Membros da Organização dos Países Exportadores de Petróleo (OPEP) criticaram as novas tentativas legislativas dos Estados Unidos de controlar a produção e os preços mundiais do petróleo, assegurando que tais esforços causariam caos no mercado de energia.
Um comitê do Senado norte-americano aprovou este mês um projeto de lei que permite ações antitruste contra membros da OPEP nos tribunais dos EUA.
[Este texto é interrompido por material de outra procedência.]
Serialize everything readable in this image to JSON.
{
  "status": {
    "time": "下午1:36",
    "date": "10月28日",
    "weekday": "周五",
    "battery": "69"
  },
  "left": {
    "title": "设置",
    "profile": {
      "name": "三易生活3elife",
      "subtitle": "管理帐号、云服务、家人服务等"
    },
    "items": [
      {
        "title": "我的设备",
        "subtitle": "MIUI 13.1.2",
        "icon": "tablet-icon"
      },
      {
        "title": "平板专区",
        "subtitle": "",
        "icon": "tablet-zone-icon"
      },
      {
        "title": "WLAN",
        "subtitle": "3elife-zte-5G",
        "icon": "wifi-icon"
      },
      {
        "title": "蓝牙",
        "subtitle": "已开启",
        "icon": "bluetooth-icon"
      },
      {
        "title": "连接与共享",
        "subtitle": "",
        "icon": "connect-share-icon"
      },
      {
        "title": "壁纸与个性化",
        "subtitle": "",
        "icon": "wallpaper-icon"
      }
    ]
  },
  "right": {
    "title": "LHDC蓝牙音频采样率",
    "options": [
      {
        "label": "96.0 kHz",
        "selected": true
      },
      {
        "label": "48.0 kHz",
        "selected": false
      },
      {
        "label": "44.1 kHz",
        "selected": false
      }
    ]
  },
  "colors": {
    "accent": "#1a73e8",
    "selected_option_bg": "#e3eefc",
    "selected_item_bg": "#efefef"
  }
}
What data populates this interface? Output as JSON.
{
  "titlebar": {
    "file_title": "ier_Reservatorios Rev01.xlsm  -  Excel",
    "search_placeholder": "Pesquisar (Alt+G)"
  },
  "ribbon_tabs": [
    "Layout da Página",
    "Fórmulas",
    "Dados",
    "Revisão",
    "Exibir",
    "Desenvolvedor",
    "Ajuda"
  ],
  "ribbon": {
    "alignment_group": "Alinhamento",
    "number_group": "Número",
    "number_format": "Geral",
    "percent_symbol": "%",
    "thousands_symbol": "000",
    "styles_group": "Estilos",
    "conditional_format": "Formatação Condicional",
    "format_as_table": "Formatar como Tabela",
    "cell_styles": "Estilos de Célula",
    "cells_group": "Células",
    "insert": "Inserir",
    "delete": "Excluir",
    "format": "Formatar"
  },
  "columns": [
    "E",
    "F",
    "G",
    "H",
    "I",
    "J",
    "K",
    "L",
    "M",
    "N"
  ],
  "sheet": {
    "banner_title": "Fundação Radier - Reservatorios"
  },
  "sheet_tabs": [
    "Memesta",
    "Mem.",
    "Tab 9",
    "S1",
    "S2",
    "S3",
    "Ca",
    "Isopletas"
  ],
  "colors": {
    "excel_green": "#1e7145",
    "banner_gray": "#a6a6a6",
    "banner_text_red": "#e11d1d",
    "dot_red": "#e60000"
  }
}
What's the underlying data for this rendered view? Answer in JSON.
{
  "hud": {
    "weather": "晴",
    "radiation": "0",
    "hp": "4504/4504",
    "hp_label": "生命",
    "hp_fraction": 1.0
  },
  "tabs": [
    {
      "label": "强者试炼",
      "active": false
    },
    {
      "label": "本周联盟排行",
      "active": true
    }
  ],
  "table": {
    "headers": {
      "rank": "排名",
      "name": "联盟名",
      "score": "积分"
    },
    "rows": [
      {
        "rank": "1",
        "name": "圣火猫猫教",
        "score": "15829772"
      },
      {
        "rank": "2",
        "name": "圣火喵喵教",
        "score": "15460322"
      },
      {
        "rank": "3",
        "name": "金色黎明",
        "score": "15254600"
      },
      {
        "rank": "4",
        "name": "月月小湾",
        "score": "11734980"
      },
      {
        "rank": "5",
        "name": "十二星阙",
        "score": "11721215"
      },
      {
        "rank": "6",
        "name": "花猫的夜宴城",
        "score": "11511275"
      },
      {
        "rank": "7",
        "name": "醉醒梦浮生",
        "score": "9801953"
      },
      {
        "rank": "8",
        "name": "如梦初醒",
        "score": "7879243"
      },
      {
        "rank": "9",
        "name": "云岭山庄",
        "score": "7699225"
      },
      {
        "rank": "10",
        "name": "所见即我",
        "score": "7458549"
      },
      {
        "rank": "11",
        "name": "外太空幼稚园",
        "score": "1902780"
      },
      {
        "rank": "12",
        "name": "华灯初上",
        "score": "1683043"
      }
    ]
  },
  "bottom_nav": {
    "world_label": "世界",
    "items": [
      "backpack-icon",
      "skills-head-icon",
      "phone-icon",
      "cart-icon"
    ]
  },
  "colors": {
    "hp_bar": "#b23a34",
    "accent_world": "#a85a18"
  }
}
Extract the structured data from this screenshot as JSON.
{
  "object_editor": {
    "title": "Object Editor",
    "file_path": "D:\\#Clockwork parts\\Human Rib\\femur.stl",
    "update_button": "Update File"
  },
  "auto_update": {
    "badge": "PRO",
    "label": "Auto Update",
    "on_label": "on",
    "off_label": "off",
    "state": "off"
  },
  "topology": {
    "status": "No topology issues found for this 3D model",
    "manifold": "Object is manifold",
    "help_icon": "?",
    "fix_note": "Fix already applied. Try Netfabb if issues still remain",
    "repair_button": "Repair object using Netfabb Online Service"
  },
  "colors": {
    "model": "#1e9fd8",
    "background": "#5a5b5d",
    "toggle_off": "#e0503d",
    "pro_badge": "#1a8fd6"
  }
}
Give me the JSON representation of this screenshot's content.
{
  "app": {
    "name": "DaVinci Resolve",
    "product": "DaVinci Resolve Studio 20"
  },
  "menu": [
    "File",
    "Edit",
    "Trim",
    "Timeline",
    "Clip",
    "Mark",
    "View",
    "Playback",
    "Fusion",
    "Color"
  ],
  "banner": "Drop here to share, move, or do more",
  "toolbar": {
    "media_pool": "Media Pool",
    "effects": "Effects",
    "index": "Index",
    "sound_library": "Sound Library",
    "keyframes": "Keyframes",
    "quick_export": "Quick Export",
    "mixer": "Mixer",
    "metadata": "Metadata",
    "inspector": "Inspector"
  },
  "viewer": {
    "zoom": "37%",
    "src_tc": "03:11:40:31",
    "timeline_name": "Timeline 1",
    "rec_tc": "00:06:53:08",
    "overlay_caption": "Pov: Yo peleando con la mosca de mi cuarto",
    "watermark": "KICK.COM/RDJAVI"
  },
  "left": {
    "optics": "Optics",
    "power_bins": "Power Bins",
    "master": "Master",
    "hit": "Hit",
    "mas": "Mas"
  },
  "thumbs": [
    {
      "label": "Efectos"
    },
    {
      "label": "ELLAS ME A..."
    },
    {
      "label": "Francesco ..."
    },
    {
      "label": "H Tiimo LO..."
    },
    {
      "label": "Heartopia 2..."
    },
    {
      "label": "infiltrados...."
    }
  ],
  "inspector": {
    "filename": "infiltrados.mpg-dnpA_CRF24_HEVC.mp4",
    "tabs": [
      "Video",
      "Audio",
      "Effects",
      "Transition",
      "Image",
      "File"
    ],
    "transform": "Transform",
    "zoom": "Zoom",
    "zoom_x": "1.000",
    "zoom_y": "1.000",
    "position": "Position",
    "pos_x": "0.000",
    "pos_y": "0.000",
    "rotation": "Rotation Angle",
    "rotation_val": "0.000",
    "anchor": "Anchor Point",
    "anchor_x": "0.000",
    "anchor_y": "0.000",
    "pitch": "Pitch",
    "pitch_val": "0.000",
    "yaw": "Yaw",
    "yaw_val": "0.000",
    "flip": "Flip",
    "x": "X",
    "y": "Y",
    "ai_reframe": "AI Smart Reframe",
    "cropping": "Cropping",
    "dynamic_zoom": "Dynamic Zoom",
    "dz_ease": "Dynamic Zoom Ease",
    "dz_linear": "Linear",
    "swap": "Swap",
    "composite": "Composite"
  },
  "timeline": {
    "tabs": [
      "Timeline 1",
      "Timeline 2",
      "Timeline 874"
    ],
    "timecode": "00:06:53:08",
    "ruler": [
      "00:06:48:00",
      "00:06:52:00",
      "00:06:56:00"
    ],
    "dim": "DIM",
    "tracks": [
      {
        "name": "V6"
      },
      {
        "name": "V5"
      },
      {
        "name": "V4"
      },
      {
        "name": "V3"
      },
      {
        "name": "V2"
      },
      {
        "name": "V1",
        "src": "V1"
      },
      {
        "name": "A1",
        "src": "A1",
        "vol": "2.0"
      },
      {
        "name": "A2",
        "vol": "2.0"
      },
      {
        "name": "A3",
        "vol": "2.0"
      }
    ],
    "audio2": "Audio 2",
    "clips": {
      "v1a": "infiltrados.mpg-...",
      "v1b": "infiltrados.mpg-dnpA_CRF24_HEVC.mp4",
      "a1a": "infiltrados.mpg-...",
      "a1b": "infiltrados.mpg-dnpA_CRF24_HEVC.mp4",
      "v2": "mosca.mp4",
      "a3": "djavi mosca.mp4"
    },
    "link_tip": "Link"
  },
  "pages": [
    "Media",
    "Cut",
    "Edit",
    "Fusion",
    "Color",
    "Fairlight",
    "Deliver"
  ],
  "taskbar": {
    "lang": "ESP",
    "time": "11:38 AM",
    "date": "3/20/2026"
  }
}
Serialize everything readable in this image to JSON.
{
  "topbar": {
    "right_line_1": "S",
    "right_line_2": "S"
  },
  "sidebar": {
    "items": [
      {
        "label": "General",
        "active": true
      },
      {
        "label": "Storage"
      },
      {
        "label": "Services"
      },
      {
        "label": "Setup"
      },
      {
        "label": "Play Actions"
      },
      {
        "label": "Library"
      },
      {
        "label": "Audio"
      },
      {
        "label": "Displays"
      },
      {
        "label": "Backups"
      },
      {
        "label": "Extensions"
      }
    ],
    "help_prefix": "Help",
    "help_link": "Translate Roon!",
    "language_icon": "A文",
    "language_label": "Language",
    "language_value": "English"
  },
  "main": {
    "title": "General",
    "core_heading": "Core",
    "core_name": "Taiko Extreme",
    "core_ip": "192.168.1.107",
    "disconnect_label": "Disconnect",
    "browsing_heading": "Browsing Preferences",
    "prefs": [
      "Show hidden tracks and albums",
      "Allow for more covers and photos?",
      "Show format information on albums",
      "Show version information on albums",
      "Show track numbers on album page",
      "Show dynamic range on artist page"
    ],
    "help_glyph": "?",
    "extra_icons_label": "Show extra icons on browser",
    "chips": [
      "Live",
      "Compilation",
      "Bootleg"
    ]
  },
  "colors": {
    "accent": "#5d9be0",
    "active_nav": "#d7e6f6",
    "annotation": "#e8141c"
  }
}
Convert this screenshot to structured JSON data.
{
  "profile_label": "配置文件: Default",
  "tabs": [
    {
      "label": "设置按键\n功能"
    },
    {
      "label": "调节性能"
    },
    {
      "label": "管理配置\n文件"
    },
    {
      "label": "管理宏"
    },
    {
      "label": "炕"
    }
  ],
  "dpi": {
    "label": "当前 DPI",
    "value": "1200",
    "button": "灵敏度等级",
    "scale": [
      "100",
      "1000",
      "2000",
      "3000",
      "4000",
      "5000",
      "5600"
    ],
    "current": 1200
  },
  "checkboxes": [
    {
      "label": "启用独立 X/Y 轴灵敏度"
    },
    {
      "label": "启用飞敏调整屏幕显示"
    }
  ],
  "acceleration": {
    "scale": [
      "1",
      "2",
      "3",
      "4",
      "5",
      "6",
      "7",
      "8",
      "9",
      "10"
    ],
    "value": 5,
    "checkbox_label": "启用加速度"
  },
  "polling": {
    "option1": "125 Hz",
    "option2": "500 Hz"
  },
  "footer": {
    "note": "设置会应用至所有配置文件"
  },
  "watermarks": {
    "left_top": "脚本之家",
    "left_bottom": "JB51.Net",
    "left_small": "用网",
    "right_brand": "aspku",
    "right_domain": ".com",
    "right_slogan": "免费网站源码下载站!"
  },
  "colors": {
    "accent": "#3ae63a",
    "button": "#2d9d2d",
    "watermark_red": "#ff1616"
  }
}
O regulamento em questão, denominado em tradução livre de Lei Contra Cartéis de Produção e Exportação de Petróleo (NOPEC, na sigla em inglês), permitiria aos EUA eliminar a imunidade de jurisdição da OPEP com o objetivo de processar seus membros por atividades monopolistas no setor.
O projeto de lei, apresentado pela primeira vez em 2000, nunca se tornou lei, apesar de inúmeras tentativas. Se aprovado, Washington passaria a ter capacidade de controlar a produção e os preços globais do petróleo por meio de ameaças legais contra os membros da organização.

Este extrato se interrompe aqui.